Nichts und niemand sind vor seinen Sticheleien und Frotzeleien sicher. Mal nimmt er Ursula von der Leyen mit ihrer "Altersarmut" her und verknüpft die mit einer "Shades-of-Grey-Performance", mal zieht er die Grünen durch den Kakao, wenn er das Verbot des Nachtangelns mit dem gesundheitlichen Schaden für die Fische verknüpft. Claudia Roths Türkei-Erfahrungen stimmt er mit "Spitzen-Kandidat" Rainer Brüderle und seinen Erfahrungen - "Riesling statt Reizgas" - ab. Die NSU-Nazi-Mordserie ist ebenso Thema wie die Energiewende Altmaiers und die "Strompreis-Bremse, die nicht bremst" - mit spöttischem Hinweis, was der TÜV wohl sagt, wenn er nächstes Mal mit dem gleichen Argument vorfährt.
gMit diesen übertragenen Konsequenzen in den Alltag eines "Normalbürgers" erzeugt Michl Müller eine Lachfrequenz, die teils minütlich durch die Arnshausener Lollbach-Halle schwappt. Dabei unterstützt er seine atemberaubende, rekordverdächtige Anzahl von Wörtern und Sätzen durch eine beredte Mimik, die ganze Sätze ersetzt und von den Gästen ohne Probleme verstanden wird. Beim körperlichen Einsatz geht es schon in den Hochleistungssport, so dass man über sein Bekenntnis, regelmäßig in das Fitness-Studio zu gehen, schon beruhigt ist.
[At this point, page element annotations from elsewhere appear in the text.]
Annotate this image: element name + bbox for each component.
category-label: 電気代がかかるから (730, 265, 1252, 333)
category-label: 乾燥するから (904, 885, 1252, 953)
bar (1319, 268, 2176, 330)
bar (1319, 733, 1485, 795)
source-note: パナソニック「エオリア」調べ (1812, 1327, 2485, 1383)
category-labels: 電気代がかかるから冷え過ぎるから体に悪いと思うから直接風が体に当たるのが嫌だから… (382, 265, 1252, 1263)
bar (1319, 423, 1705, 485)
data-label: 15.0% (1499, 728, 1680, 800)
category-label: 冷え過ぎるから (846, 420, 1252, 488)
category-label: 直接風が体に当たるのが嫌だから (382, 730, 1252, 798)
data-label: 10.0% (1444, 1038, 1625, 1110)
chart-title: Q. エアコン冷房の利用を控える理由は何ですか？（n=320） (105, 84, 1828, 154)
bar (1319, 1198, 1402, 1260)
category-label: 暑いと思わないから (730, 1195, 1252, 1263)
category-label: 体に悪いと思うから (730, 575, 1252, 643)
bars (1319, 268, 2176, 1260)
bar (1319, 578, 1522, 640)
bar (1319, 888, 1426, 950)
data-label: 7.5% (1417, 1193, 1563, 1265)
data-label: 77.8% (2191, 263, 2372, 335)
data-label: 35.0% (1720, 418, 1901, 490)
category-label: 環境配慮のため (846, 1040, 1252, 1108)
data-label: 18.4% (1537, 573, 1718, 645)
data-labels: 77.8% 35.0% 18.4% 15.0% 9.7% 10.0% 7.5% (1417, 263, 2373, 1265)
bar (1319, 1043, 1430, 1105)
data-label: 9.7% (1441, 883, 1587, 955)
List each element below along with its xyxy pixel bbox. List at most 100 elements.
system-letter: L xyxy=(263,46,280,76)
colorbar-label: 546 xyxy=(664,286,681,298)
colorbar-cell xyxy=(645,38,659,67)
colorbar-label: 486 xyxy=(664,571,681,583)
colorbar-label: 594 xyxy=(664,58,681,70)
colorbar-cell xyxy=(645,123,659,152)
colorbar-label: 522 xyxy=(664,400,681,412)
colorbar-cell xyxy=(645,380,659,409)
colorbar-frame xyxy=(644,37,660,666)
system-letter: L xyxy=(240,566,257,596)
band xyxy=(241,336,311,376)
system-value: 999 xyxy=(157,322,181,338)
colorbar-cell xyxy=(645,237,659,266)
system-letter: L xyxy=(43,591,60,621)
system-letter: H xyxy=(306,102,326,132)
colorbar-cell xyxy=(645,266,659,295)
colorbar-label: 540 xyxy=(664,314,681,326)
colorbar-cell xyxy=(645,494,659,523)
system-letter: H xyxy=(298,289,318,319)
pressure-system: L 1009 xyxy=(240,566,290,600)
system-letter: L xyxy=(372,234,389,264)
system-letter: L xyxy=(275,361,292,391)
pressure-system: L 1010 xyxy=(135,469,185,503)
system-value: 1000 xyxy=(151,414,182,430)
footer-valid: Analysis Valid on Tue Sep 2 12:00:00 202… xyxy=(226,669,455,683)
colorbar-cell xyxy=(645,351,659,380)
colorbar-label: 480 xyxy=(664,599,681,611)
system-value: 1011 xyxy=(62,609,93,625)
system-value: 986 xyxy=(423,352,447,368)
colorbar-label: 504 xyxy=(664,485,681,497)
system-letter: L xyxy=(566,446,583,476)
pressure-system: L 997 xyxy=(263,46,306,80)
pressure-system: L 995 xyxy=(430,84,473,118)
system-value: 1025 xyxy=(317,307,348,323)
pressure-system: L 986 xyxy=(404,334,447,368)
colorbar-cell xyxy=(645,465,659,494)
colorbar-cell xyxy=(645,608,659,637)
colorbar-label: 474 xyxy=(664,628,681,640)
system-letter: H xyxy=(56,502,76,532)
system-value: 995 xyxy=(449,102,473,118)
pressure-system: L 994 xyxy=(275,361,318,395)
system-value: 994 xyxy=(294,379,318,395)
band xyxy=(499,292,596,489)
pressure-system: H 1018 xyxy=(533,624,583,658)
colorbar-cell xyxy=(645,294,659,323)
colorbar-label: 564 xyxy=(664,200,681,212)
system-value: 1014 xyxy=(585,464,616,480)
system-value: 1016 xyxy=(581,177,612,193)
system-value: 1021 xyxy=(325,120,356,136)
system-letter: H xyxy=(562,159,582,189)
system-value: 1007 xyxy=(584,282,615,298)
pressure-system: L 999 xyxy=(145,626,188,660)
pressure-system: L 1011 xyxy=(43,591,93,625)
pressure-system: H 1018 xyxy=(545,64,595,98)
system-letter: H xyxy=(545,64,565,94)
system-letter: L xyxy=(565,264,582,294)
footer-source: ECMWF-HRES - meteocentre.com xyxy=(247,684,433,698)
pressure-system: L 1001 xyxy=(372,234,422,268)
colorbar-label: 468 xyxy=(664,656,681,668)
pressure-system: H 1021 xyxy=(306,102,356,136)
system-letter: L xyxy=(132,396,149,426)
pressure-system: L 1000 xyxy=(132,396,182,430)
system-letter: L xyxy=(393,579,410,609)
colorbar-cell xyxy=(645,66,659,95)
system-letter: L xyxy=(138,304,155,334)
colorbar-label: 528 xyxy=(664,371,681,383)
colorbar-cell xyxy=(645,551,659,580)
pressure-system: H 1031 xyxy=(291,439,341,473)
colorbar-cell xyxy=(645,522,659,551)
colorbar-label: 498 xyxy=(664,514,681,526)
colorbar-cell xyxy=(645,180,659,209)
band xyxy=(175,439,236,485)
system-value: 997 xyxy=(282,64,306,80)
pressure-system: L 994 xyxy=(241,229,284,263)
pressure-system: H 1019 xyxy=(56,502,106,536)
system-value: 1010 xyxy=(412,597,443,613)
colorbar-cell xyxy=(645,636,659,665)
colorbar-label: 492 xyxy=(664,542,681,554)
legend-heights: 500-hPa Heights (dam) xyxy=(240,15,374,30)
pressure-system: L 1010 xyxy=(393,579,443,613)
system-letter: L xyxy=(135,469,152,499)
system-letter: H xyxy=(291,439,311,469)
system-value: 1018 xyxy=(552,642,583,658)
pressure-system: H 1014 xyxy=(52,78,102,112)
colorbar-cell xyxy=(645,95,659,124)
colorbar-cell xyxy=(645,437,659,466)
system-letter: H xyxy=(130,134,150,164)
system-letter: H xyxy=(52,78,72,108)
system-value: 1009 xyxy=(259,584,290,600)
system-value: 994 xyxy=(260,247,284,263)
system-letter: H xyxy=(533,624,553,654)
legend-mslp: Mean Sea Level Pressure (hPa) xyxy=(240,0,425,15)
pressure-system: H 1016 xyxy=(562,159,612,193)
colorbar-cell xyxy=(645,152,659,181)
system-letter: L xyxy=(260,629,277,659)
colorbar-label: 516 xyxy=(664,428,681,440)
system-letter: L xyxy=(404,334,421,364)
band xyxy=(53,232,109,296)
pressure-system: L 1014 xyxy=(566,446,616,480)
Schweißtreibend ist jedenfalls das, was er auf der Bühne an Kilometern von links nach rechts und wieder zurück abschreitet und dazu noch die choreographischen Einlagen bei den Musikstücken, die er immer noch zum Ergötzen der Gäste einbaut und mit denen er sich in der Zugabe verabschiedet.
Neben seine politischen Anspielungen, über die er Angela Merkel abgehoben und ganz entspannt fliegen lässt, nimmt er sich auch "Otto Normalbürger" und dessen Charaktereigenschaften zur Brust. Er referiert über den Einsatz von Navis im Auto, der dazu führt, dass immer öfter mitfahrende Ehefrauen auf Raststätten vergessen werden, oder verarscht das Fitness-Studio als "Welt im Kleinen" mit tiefschürfenden Gesprächen der Hausfrauen über "Sommer-Christstollen".
So hat Michl Müller für jeden etwas dabei: ein bisschen Schadenfreude, ein bisschen Selbsterkenntnis, eine bisschen Zorn und Wut auf "die da oben", ein bisschen Musik und am Schluss die Erkenntnis: "Schön, dass heute Abend ich nicht der einzige bin, der durchgeschwitzt ist!" Dass das Publikum bei hochsommerlichen Temperaturen so toll mitgemacht hat, war dem Kabarettisten auch ein Prädikat wert: "Ihr wart ein Samstags-Publikum, das ist immer am besten drauf."